How have all the factors above been brought together to estimate a fair value?
  • The analysts have a consensus price target of $207.274 for Avery Dennison based on their expectations of its future earnings growth, profit margins and other risk factors. However, there is a degree of disagreement amongst analysts, with the most bullish reporting a price target of $236.0, and the most bearish reporting a price target of just $169.0.
  • In order for you to agree with the analyst's consensus, you'd need to believe that by 2028, revenues will be $9.8 billion, earnings will come to $953.4 million, and it would be trading on a PE ratio of 19.4x, assuming you use a discount rate of 6.4%.
  • Given the current share price of $179.93, the analyst price target of $207.27 is 13.2% higher.
  • We always encourage you to reach your own conclusions though. So sense check these analyst numbers against your own assumptions and expectations based on your understanding of the business and what you believe is probable.

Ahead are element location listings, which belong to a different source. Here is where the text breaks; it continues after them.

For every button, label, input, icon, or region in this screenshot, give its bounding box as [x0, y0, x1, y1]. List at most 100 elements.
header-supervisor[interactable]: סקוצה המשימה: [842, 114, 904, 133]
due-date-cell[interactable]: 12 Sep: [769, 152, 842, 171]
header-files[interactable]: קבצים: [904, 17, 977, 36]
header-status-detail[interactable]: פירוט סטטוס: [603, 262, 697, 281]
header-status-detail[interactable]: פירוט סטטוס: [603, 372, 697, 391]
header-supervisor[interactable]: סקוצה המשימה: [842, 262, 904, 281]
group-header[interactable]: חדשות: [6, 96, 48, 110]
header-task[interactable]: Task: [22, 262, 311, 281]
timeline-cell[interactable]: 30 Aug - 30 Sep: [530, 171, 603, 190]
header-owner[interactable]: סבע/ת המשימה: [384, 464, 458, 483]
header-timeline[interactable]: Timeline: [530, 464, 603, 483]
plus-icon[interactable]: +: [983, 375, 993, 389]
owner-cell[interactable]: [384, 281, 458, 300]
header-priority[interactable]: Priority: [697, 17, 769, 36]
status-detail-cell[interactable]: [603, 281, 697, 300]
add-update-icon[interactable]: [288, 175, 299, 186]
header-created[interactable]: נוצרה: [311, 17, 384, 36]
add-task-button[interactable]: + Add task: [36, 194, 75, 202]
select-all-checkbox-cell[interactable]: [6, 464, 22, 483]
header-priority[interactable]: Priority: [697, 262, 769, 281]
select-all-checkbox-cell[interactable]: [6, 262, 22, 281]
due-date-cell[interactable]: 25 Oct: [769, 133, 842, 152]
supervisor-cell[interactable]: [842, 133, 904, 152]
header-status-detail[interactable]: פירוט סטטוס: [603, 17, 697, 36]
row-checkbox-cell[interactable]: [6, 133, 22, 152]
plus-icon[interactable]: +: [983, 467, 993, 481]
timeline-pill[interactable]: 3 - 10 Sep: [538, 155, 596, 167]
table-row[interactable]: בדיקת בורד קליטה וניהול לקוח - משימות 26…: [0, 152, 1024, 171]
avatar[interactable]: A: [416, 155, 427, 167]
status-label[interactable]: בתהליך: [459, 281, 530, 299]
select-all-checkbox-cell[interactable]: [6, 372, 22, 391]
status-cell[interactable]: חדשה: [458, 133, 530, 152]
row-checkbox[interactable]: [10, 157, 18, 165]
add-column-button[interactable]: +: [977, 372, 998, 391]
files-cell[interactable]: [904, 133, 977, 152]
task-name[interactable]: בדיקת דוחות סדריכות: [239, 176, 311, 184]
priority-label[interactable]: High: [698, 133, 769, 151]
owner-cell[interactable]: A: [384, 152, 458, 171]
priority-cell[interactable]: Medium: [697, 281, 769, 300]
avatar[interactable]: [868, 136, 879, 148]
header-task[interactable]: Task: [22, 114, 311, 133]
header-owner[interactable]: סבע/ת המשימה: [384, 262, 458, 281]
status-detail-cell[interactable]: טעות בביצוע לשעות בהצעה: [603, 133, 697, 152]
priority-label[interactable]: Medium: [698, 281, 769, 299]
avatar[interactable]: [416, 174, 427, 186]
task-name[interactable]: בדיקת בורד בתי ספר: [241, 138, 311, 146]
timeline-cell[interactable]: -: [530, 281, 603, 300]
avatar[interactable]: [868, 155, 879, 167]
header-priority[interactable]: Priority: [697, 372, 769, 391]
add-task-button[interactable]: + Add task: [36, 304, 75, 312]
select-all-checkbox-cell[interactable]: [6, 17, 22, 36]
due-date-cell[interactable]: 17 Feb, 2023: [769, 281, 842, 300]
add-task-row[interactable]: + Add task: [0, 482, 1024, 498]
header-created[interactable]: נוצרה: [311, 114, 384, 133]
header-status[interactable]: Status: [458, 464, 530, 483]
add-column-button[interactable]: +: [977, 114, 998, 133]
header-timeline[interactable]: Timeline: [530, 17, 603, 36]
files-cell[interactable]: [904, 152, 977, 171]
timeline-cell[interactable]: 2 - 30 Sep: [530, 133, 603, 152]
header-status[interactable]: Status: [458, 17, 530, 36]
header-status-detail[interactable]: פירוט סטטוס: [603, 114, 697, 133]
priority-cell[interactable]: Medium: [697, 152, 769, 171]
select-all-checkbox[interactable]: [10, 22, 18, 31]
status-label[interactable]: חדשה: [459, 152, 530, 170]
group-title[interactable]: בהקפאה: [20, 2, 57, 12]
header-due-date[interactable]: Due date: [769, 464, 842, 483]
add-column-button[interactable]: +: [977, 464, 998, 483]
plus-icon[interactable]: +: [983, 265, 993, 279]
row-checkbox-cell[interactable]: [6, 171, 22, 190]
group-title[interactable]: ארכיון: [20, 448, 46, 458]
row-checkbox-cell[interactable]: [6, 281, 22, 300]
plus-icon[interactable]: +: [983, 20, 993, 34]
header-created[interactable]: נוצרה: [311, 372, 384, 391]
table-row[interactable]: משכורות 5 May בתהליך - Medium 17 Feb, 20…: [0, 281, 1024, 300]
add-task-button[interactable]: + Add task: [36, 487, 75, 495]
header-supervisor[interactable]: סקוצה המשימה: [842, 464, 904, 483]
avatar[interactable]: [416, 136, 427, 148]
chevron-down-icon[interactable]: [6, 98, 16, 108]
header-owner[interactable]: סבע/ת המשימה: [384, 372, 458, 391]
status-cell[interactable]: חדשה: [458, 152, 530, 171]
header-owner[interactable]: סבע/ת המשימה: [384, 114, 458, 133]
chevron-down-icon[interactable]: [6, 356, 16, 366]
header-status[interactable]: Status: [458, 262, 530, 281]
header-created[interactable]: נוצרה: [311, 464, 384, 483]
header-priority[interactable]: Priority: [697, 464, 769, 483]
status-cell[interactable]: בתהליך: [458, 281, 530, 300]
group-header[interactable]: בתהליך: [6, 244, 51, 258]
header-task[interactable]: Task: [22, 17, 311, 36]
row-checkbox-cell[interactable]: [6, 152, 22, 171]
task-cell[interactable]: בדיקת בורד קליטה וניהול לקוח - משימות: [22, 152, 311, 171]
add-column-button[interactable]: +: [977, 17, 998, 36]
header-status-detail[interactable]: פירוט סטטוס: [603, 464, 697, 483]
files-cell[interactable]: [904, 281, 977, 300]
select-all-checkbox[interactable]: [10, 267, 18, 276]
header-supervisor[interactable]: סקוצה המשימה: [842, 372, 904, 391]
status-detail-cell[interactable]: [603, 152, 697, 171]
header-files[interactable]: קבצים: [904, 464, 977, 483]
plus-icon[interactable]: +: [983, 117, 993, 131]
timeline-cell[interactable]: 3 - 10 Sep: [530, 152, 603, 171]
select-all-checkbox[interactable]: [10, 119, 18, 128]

How well do narratives help inform your perspective?

Disclaimer

Warren A.I. is a tool utilizing a Large Language Model (LLM) that ingests data on consensus price targets, forecasted revenue and earnings figures, as well as the transcripts of earnings calls to produce qualitative analysis. The narratives produced by Warren A.I. are general in nature and are based solely on analyst data and publicly-available material published by the respective companies. These scenarios are not indicative of the company's future performance and are exploratory in nature. Simply Wall St has no position in the company(s) mentioned. Simply Wall St may provide the securities issuer or related entities with website advertising services for a fee, on an arm's length basis. These relationships have no impact on the way we conduct our business, the content we host, or how our content is served to users. The price targets and estimates used are consensus data, and do not constitute a recommendation to buy or sell any stock, and they do not take account of your objectives, or your financial situation. Note that Warren A.I.'s analysis may not factor in the latest price-sensitive company announcements or qualitative material.